(I received an advance copy of this book from the publisher, Harper One.)
The subtitle to this book reads, how an ancient, ambiguous, and diverse book leads us to wisdom rather than answers, and why that’s great news. Those three words ancient, ambiguous, and diverse are really what hit you when you start paying attention to the Bible. As Peter Enns does a great job of arguing, the Bible is incredibly old, it is ambiguous (just look at Rabbis who have debated various Old Testament passages for three thousand years, and the plethora of Christian denominations and sects), and it is diverse. I think of all the words that could be used, diverse is the hardest for evangelicals to swallow. After all, evangelicals believe in a unified vocal reading of the Bible where God is the ultimate author and thus must have one single message being communicated. Any divergent voices are either misinterpretations, apparent contradictions, or some other phenomenon. Yet, when we pay attention to a close reading, the diversity within the Bible is just there waiting for us to see it. Once we can embrace that a whole new world is opened to us. We can then take part in the dialogue that is taking place within the text.
However, this means that you cannot simply take the Bible and find a prooftext for any and every situation that can be taken without thought. The Bible simply doesn’t work that way as a rule book for life, where the answers are there just waiting for us to cull them. On top of that, the fact that it is ancient and ambiguous means that the pages therein must be interpreted and then applied to a modern setting that is strikingly different from its own time. This is why Peter Enns directs us to seek wisdom from the Bible rather than answers. In these page we can find wisdom from God, rather than answers. God is not a helicopter parent, you have to learn to think for yourself, and God wants to help us do that.
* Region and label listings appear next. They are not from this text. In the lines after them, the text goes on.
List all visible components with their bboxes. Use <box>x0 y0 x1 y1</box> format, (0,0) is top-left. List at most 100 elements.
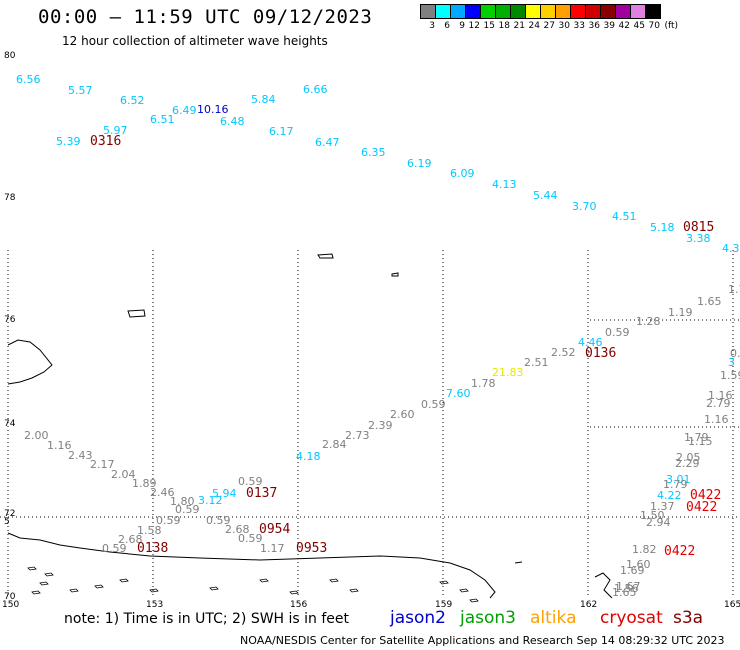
wave-height-label: 2.39 <box>368 419 393 432</box>
latitude-tick: 5 <box>4 517 10 527</box>
legend-label: 21 <box>513 21 525 31</box>
pass-time-label: 0953 <box>296 541 327 556</box>
wave-height-label: 2.68 <box>118 533 143 546</box>
wave-height-label: 3.70 <box>572 200 597 213</box>
satellite-legend-altika: altika <box>530 608 577 628</box>
latitude-tick: 72 <box>4 509 16 519</box>
wave-height-label: 0.59 <box>238 532 263 545</box>
legend-label: 33 <box>573 21 585 31</box>
wave-height-label: 6.17 <box>269 125 294 138</box>
wave-height-label: 3.38 <box>686 232 711 245</box>
wave-height-label: 1.79 <box>684 431 709 444</box>
satellite-legend-cryosat: cryosat <box>600 608 663 628</box>
legend-swatch <box>465 4 481 19</box>
pass-time-label: 0422 <box>690 488 721 503</box>
wave-height-label: 6.19 <box>407 157 432 170</box>
satellite-legend-s3a: s3a <box>673 608 704 628</box>
legend-label: 18 <box>498 21 510 31</box>
legend-swatch <box>555 4 571 19</box>
island-outline <box>39 581 49 586</box>
legend-label: 24 <box>528 21 540 31</box>
legend-label: 39 <box>603 21 615 31</box>
wave-height-label: 10.16 <box>197 103 229 116</box>
wave-height-label: 2.17 <box>90 458 115 471</box>
wave-height-label: 1.15 <box>688 435 713 448</box>
wave-height-label: 4.3 <box>722 242 740 255</box>
legend-swatch <box>600 4 616 19</box>
wave-height-label: 4.13 <box>492 178 517 191</box>
legend-swatch <box>540 4 556 19</box>
legend-label: 6 <box>444 21 450 31</box>
legend-label: 30 <box>558 21 570 31</box>
wave-height-label: 0.59 <box>421 398 446 411</box>
wave-height-label: 6.51 <box>150 113 175 126</box>
legend-swatch <box>645 4 661 19</box>
coastline-segment <box>514 561 523 564</box>
wave-height-label: 1.89 <box>132 477 157 490</box>
longitude-tick: 156 <box>290 600 308 610</box>
wave-height-label: 5.44 <box>533 189 558 202</box>
pass-time-label: 0138 <box>137 541 168 556</box>
wave-height-label: 2.79 <box>706 397 731 410</box>
legend-swatch <box>420 4 436 19</box>
coastline-segment <box>317 253 334 259</box>
page-title: 00:00 – 11:59 UTC 09/12/2023 <box>38 6 373 28</box>
wave-height-label: 3 <box>728 356 735 369</box>
island-outline <box>469 598 479 603</box>
wave-height-label: 1.67 <box>616 580 641 593</box>
wave-height-label: 2.84 <box>322 438 347 451</box>
wave-height-label: 6.49 <box>172 104 197 117</box>
wave-height-label: 6.48 <box>220 115 245 128</box>
legend-swatch <box>510 4 526 19</box>
wave-height-label: 3.12 <box>198 494 223 507</box>
wave-height-label: 5.94 <box>212 487 237 500</box>
wave-height-label: 0.59 <box>605 326 630 339</box>
legend-label: 3 <box>429 21 435 31</box>
legend-label: 45 <box>633 21 645 31</box>
wave-height-label: 0.59 <box>175 503 200 516</box>
wave-height-label: 1.69 <box>620 564 645 577</box>
wave-height-label: 2.00 <box>24 429 49 442</box>
page-subtitle: 12 hour collection of altimeter wave hei… <box>62 34 328 48</box>
island-outline <box>259 578 269 583</box>
wave-height-label: 1.28 <box>636 315 661 328</box>
wave-height-label: 1.82 <box>632 543 657 556</box>
latitude-tick: 78 <box>4 193 16 203</box>
credit-footer: NOAA/NESDIS Center for Satellite Applica… <box>240 634 725 647</box>
island-outline <box>329 578 339 583</box>
island-outline <box>31 590 41 595</box>
wave-height-label: 1.58 <box>137 524 162 537</box>
wave-height-label: 4.46 <box>578 336 603 349</box>
coastline <box>7 253 613 603</box>
island-outline <box>459 588 469 593</box>
wave-height-label: 1.16 <box>47 439 72 452</box>
wave-height-label: 21.83 <box>492 366 524 379</box>
wave-height-label: 2.29 <box>675 457 700 470</box>
wave-height-label: 5.84 <box>251 93 276 106</box>
wave-height-label: 1.78 <box>471 377 496 390</box>
pass-time-label: 0316 <box>90 134 121 149</box>
wave-height-label: 1.16 <box>704 413 729 426</box>
legend-swatch <box>480 4 496 19</box>
wave-height-label: 0. <box>730 347 740 360</box>
wave-height-label: 1.50 <box>640 509 665 522</box>
satellite-legend-jason2: jason2 <box>390 608 446 628</box>
wave-height-label: 6.56 <box>16 73 41 86</box>
wave-height-label: 7.60 <box>446 387 471 400</box>
latitude-tick: 74 <box>4 419 16 429</box>
island-outline <box>209 586 219 591</box>
wave-height-label: 3.01 <box>666 473 691 486</box>
wave-height-label: 1.19 <box>668 306 693 319</box>
legend-swatch <box>630 4 646 19</box>
legend-swatch <box>525 4 541 19</box>
wave-height-label: 6.66 <box>303 83 328 96</box>
coastline-segment <box>127 309 146 318</box>
wave-height-label: 6.52 <box>120 94 145 107</box>
latitude-tick: 80 <box>4 51 16 61</box>
legend-label: 27 <box>543 21 555 31</box>
wave-height-label: 5.39 <box>56 135 81 148</box>
wave-height-label: 6.47 <box>315 136 340 149</box>
wave-height-label: 5.97 <box>103 124 128 137</box>
wave-height-label: 6.35 <box>361 146 386 159</box>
In this book Peter Enns is at his most daring because he isn’t taking us through deconstruction as he did in “The Bible Tells Me so”, or assuring us at it is ok to doubt and deconstruct as he did in “The Sin of Certainty”. Rather he is taking on the project of reconstruction, which means he has to offer us a plausible path forward. He has to set forward a positive theory, and this is one of those cases where the proof is really in the pudding. The cash value is whether or not you can actually take this and use it in your life.
Perhaps Enns’s most interesting concept is that of reimagining God, which he sees as the source of most of the diversity that takes place. Jews had to reimagine God during and after the exile in order to understand why they were in exile, and then post-exile why they still had foreign rules. When would God restore the throne to David’s line? God had to be reimagined again after Jesus came, and the first Christians began trying to figure out how Jesus fulfills the Old Testament and creatively interpret it to do so. Jesus doesn’t match any of the expectations that Jews had coming from the Hebrew Bible. Instead he shatters their ideas of what God was up to. Jesus is crucified and resurrected, which is not what was supposed to happen to God’s anointed one (Messiah).
Following this lies the task of reimagining God in our own time and place, and Pete argues that we are following the Bible when we do so. There is not a straight line from the Old Testament to our own time, rather we have to use wisdom to interpret scripture, reimagine God, and follow him in our own time. This is a wisdom task, one that the Bible models for us.
I have read most of Pete’s other works including “Inspiration and Incarnation”, “The Evolution of Adam”, and the previous books mentioned earlier. I have enjoyed all of them, but I find “How the Bible Actually Works”, to be his most rewarding yet. Biblical scholarship is a critical task, and spending much time with it will leave you with many questions about the Bible and your faith. I think this is a positive and enriching process, and this book aides in the process of taking you from the place of analysis to the place of asking “now what?” as someone who is a Christian seeking to follow God in a life of faith. What can you do with the Biblical scholarship you have learned, and live a Christian life? Pete’s work points a valuable way forward. I highly recommend it and hope everyone will have a chance to read it for themselves. His humorous style of writing will leave you both informed and entertained. Thank you Peter Enns, and we look forward to whatever you have in store next.